More comprehensive data collection procedures, including a stakeholder-needs-based mechanism for priority-setting for impact-assessment, could help to render more reliable and meaningful results from IA studies.
Improving the average degree of methodological transparency would be an easy means to raise the confidence with which findings may be utilized and scaled-up in future analyses.
The effectiveness and efficiency of CGIAR research could be more substantially demonstrated through improved impact assessment procedures. In general, the realm of impact assessment within the CGIAR is in need of additional guidance at the System level, since methodological standards for impact assessment vary so greatly among Centres and programmes. Unfortunately, institutional dynamics have inhibited the development of this direction, as it appears that insufficient resources have been allocated to System level guidance.
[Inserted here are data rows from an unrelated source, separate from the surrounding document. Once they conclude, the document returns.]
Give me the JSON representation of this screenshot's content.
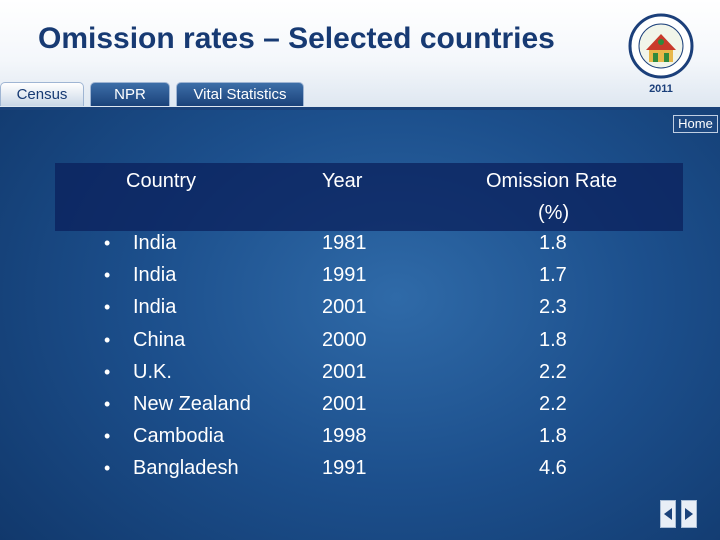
{
  "header": {
    "title": "Omission rates – Selected countries",
    "logo_year": "2011"
  },
  "tabs": [
    {
      "label": "Census",
      "active": true
    },
    {
      "label": "NPR",
      "active": false
    },
    {
      "label": "Vital Statistics",
      "active": false
    }
  ],
  "home_label": "Home",
  "table": {
    "columns": [
      "Country",
      "Year",
      "Omission Rate (%)"
    ],
    "omission_head_line1": "Omission Rate",
    "omission_head_line2": "(%)",
    "rows": [
      {
        "country": "India",
        "year": "1981",
        "rate": "1.8"
      },
      {
        "country": "India",
        "year": "1991",
        "rate": "1.7"
      },
      {
        "country": "India",
        "year": "2001",
        "rate": "2.3"
      },
      {
        "country": "China",
        "year": "2000",
        "rate": "1.8"
      },
      {
        "country": "U.K.",
        "year": "2001",
        "rate": "2.2"
      },
      {
        "country": "New Zealand",
        "year": "2001",
        "rate": "2.2"
      },
      {
        "country": "Cambodia",
        "year": "1998",
        "rate": "1.8"
      },
      {
        "country": "Bangladesh",
        "year": "1991",
        "rate": "4.6"
      }
    ]
  },
  "colors": {
    "title": "#173a73",
    "background": "#1c4f8c"
  }
}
With the range of potential benefit-cost ratios for the CGIAR investment ranging from less than two to over 17, it is logical to ask: What ratio should be considered as closest to the truth, and should be used for future reference? This study cannot provide a definitive answer to this question, as such is dependent upon the standards of causality demanded from IA for the acceptance of results. In turn, specification of such standards must come from the clients of IA studies, principally investors in the System, so that the kinds of proof required for the validity of impact claims can be identified.
It is crucial that the necessary data requirements for staking different kinds of impact claims be articulated by key stakeholders. Such would help to clarify the resources to be invested in IA activities, and would help to improve IA utility for priority-setting and allocative decisions. The foundation for such requirements should be interaction with the prospective clients of impact assessment studies, including donors, co-sponsors, NARS, NGOs, farmers organizations and even researchers within the CGIAR institutions, so as to achieve consensus on the minimum requirements for viable impact assertion, and the proper role of impact assessment. From this basis, a System level impact-assessment prioritization system should be derived, as was initially recommended by the Impact Assessment Task Force eight years ago. Once such a system has been developed, impact assessment for accountability should be planned at a System level in consultation and consensus with the IARCs.
To conclude, much credit should go to those IARCs that have successfully initiated endogenous economic impact assessment efforts, with little System-level guidance and limited resources. These efforts, even if somewhat uncoordinated, have helped to facilitate methodological progress, and have helped to highlight System successes. Now, to move forward, and help build upon these accomplishments, impact assessors and interested stakeholders should come together to define expectations and standards for the future.